- Born: John Joseph McGivern November 16, 1954 (age 71) Milwaukee, Wisconsin
- Education: St. Lawrence Seminary
- Occupation: Actor
- Partner: Steve Brandt

= John McGivern =

American actor and writer (born 1954)

John McGivern (born in Milwaukee, Wisconsin) is an American actor and writer, known for playing Bruce McIntosh in the Disney film The Princess Diaries and many commercials for companies such as Kohl's department store, Sears, and Philadelphia Cream Cheese. He is a graduate of St. Lawrence Seminary, in Mount Calvary, WI.
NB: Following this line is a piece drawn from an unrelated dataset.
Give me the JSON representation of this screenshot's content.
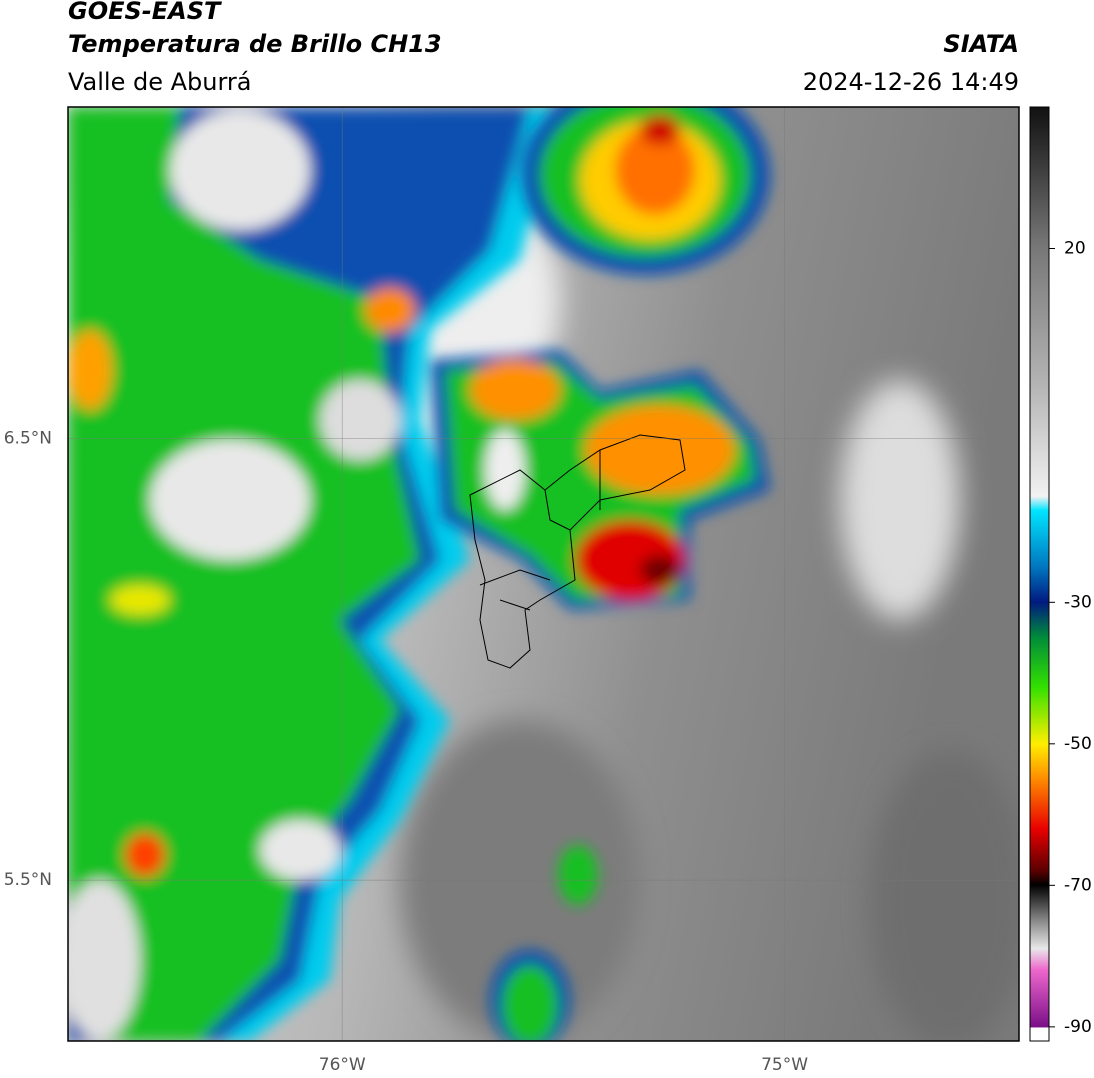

In 2010 he received an Emmy Award for Outstanding Achievement for Individual Excellence On Camera: Programming - Performer in the Chicago/Midwest region.

As a playwright, his work includes Shear Madness, a comedic murder mystery with audience participation elements, and several one-man monologue shows. He performed at the inaugural We're Funny That Way! comedy festival in 1997, and appeared in the festival's documentary film in 1998.

He is also the host of Around the Corner with John McGivern, a Milwaukee PBS series in which he visits and profiles various communities throughout Wisconsin.
He is also the host of John McGivern's Main Streets, a PBS Wisconsin series in which he visits and profiles various communities throughout the Midwest.